Whenever I ride downhill I’ll carve and powerslide to keep my speed within the range of how fast I can bail into a run essentially.

The few times I’ve spilled going faster than I could run have been ugly! Feet just couldn’t keep up and gone into a barely controlled roll.

I don’t know if I could ever feel comfortable consistently riding that fast

One time was caused by my dog chasing another dog while I was holding the leash standing on my board, that was hilariously painful

I rode a Boosted Board for the best part of 1 year on the streets of Brooklyn. I ended up selling it; although I absolutely loved the experience, I knew one day I would rip my face off if I encountered even a small pothole.
And there are many on the streets of NYC
Practically speaking yes, but this isn't an unsolvable problem. I ride Originals spring trucks, which use a cam and a spring instead of the urethane bushing in most skate trucks. It takes effort to keep them steady at speed for sure, but paired with soft wheels they feel like pure telepathy in terms of control authority.
Electronic skateboards have bigger wheels then skateboard-cruiser which has bugger wheels then skateboard.

Meaning the danger of pebbles is also much different.

> Electronic skateboards have bigger wheels then skateboard-cruiser which has bugger wheels then skateboard.

i've powered a regular street deck with hard poly wheels, what you said is by no means any kind of guarantee. Lots of hacked together monstrosities out there.

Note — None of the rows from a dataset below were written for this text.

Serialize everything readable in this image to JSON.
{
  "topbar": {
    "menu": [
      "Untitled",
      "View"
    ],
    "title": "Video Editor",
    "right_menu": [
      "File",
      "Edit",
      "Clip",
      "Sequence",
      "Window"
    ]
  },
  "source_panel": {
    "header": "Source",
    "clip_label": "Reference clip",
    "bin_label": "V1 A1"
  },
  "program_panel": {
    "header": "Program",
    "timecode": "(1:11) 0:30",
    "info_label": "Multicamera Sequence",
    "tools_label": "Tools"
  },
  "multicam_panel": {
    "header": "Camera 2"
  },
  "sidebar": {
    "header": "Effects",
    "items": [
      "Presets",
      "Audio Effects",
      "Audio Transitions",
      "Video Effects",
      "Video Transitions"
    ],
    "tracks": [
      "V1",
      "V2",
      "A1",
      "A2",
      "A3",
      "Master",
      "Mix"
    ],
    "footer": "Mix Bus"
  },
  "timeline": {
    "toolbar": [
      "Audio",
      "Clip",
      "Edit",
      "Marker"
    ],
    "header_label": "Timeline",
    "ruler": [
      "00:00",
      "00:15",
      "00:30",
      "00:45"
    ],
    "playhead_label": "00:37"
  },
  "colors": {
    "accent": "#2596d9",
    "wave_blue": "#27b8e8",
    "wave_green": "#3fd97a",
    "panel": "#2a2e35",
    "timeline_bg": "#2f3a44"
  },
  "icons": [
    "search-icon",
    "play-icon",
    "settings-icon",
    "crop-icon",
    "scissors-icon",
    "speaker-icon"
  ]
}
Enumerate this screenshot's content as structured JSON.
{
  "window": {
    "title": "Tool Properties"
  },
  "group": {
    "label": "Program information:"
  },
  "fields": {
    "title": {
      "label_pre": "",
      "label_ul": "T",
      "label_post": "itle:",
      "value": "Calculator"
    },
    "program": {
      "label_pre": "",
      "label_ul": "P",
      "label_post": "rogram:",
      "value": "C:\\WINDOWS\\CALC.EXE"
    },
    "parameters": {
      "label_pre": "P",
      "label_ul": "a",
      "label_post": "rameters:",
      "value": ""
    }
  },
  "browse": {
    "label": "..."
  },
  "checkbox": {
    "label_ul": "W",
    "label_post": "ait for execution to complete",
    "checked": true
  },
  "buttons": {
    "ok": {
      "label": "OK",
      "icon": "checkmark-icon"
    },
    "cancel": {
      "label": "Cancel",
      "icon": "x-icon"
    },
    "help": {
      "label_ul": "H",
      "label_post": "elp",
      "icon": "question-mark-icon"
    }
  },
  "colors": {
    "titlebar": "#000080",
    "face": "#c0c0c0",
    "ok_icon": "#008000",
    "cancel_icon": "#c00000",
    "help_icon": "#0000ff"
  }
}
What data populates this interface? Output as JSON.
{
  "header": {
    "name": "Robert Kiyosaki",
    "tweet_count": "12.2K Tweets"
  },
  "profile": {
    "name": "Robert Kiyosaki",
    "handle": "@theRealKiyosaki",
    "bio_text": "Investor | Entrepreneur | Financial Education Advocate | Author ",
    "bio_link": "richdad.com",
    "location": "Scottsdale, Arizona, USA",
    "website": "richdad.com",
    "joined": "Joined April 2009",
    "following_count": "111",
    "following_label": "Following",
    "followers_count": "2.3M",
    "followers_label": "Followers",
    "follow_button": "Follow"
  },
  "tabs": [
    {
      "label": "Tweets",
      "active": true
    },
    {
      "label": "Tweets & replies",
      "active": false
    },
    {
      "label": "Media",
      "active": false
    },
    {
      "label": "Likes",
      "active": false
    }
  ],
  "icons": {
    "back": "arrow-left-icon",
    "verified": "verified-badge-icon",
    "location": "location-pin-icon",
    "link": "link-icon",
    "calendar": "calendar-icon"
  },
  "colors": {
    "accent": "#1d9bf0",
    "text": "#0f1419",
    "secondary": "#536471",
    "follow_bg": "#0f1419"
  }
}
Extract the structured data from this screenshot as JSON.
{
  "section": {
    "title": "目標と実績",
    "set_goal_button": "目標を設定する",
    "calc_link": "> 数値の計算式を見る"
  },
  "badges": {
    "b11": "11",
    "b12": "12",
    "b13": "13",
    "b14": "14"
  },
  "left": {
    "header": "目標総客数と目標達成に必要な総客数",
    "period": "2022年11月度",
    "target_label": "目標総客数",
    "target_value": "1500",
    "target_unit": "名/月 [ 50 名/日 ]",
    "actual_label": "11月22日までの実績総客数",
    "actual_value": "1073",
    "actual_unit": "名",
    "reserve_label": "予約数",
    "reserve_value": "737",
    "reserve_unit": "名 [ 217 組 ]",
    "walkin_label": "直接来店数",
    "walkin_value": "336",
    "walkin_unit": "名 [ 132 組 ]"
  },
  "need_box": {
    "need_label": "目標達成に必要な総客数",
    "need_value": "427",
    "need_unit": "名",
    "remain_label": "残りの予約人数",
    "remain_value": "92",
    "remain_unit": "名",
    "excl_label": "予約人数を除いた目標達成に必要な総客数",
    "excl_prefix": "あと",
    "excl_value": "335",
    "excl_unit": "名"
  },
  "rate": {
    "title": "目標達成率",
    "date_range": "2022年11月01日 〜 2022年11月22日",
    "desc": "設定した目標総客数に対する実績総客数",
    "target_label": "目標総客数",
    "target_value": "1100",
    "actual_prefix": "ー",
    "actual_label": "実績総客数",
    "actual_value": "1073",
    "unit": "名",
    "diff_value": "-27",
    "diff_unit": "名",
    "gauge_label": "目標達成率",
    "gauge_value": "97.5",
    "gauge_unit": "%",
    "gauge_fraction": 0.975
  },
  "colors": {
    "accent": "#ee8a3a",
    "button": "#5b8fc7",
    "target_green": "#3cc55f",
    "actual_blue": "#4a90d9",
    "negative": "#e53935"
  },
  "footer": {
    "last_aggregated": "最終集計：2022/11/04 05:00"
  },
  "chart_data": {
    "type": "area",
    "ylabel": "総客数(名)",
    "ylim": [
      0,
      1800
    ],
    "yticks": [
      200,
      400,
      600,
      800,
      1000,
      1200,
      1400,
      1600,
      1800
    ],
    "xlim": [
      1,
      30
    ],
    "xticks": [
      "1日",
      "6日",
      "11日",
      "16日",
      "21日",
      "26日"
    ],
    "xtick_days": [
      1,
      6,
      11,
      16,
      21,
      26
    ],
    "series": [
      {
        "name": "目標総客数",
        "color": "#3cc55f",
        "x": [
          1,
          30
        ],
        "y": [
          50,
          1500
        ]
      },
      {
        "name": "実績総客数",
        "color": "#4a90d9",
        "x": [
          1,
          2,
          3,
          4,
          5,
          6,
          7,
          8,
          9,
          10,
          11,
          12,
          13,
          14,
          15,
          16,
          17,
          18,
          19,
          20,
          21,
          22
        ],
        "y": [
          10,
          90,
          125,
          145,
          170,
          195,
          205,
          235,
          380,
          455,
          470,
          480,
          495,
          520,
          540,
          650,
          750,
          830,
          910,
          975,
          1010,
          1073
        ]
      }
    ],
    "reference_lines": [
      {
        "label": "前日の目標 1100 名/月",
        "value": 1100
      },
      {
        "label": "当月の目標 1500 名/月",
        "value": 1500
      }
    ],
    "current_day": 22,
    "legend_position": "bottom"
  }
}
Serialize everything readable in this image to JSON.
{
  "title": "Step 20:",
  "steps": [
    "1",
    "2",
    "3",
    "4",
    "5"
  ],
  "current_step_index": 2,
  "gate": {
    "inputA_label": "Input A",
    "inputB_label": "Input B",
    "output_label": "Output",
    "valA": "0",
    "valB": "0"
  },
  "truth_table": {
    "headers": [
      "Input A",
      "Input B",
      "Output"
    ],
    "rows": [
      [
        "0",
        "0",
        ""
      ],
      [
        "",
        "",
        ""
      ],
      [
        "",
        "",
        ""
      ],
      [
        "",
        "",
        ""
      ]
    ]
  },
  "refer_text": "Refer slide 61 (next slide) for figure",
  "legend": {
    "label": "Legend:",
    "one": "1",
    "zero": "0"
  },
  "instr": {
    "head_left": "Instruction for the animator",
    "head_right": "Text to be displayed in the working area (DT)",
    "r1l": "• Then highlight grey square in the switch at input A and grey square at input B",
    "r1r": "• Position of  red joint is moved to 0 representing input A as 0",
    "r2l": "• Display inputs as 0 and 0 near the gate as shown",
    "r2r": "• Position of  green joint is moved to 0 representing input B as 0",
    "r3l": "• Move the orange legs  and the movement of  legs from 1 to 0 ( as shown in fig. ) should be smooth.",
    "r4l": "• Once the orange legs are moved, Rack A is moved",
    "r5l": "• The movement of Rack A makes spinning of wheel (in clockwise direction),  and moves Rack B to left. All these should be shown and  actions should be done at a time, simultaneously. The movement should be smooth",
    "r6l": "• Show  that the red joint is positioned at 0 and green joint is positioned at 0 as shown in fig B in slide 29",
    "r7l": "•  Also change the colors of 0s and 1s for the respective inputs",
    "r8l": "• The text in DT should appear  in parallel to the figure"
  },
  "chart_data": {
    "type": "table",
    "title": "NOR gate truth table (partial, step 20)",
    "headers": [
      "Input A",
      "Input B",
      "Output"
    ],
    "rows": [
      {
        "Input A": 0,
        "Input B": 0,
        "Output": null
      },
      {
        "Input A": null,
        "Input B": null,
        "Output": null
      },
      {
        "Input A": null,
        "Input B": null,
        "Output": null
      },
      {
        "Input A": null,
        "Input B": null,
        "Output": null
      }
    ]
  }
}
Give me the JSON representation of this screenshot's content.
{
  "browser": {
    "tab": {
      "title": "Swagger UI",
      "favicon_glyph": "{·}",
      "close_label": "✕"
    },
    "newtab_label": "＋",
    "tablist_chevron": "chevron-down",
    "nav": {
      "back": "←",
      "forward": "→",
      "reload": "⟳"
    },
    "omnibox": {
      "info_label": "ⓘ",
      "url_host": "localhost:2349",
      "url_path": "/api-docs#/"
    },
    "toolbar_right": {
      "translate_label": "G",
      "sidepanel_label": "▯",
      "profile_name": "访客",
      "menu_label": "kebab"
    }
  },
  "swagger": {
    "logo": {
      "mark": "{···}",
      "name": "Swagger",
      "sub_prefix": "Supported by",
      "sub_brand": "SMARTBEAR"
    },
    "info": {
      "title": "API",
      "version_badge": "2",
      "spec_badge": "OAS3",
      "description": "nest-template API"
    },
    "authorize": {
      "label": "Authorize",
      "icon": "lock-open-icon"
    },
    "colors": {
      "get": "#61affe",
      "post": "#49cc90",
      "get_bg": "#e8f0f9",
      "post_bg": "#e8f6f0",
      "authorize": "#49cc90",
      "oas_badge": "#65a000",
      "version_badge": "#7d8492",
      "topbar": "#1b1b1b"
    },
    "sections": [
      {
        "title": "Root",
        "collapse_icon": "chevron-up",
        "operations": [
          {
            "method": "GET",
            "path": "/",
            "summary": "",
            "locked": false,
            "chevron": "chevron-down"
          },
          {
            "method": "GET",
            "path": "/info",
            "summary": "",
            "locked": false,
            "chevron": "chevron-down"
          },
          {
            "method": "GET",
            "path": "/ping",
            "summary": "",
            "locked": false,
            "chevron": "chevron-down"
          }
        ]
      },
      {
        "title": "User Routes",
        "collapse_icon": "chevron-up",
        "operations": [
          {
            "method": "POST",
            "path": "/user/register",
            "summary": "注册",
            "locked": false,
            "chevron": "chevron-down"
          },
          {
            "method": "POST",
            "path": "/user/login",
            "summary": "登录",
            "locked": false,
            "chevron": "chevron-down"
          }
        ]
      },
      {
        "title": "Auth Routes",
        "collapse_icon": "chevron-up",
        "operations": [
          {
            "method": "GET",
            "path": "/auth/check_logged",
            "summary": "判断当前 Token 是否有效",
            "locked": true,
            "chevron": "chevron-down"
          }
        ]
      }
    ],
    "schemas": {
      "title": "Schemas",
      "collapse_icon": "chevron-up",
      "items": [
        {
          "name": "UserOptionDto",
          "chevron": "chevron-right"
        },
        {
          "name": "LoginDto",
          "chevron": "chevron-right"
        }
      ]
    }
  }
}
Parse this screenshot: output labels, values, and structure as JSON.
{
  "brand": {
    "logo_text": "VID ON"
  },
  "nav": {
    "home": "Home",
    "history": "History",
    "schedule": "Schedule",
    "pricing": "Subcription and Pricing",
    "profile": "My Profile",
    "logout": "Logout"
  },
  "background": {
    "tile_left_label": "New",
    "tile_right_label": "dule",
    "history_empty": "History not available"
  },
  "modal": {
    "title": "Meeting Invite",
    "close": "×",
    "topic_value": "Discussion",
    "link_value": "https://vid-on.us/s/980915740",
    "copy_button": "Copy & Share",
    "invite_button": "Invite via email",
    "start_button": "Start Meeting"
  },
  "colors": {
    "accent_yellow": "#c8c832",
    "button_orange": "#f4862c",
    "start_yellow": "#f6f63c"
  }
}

As an old skater this monstrosity I would like to see! Why!? :D
Could they make the wheels larger to fix this?
Larger and softer wheels work great for mitigating pebbles, sticks, bumps or cracks. I roll over some pretty gnarly terrain with 60mm 78a wheels. You could even to an extent at certain speeds roll of the sidewalk entirely and roll back on quickly and not eat it with these wheels.